Die Rolle der SRG im Schweizer Mediensystem
Die SRG (Schweizerische Radio- und Fernsehgesellschaft) ist vergleichbar mit den öffentlich-rechtlichen Sendern ARD und ZDF in Deutschland. Sie hat einen gesetzlich verankerten Informationsauftrag und produziert Radio- sowie Fernsehprogramme in allen vier Landessprachen:
- Deutsch
- Französisch
- Italienisch
- Rätoromanisch
Die Finanzierung der SRG erfolgt hauptsächlich durch den Rundfunkbeitrag, über den in der Volksabstimmung entschieden wurde.
Bereits beschlossene moderate Senkung unabhängig vom Volksentscheid
Unabhängig vom Ausgang der Volksabstimmung hatte die Schweizer Regierung bereits zuvor eine moderate Senkung des Rundfunkbeitrags beschlossen. Bis zum Jahr 2029 soll die Abgabe schrittweise von 335 auf 300 Franken reduziert werden. Zudem werden künftig mehr Unternehmen von der Zahlungspflicht ausgenommen. Diese bereits festgelegten Maßnahmen bleiben von der deutlichen Ablehnung der radikaleren Vorlage in der Volksabstimmung unberührt.

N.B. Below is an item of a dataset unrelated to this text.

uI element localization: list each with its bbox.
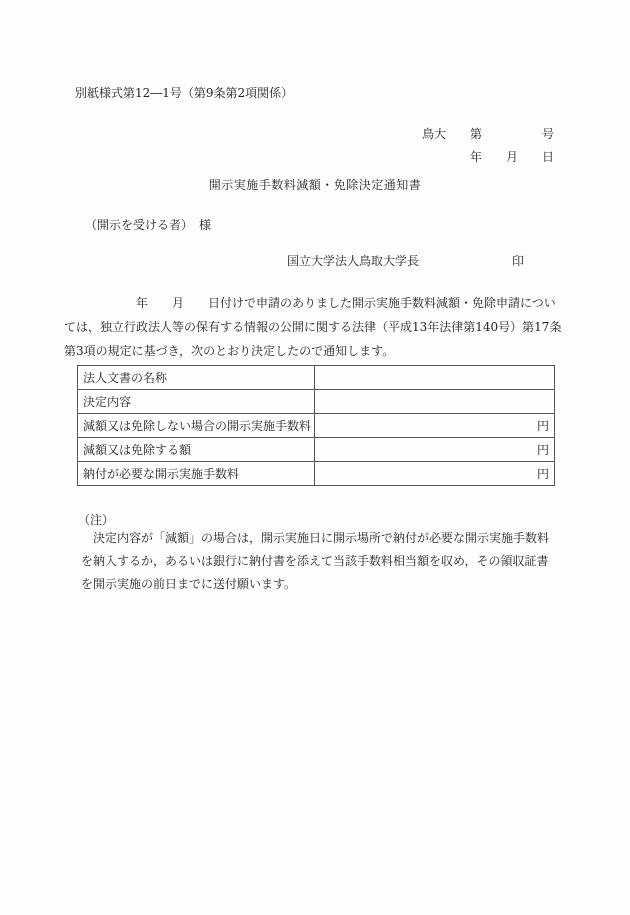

Die klare Entscheidung der Schweizer Stimmberechtigten unterstreicht die Bedeutung, die der Bevölkerung einem gut finanzierten öffentlich-rechtlichen Rundfunk mit umfassendem Programmauftrag beimißt. Die Diskussion um die Höhe der Medienabgabe und die Balance zwischen öffentlich-rechtlichen und privaten Anbietern wird jedoch auch nach dieser Volksabstimmung weitergeführt werden.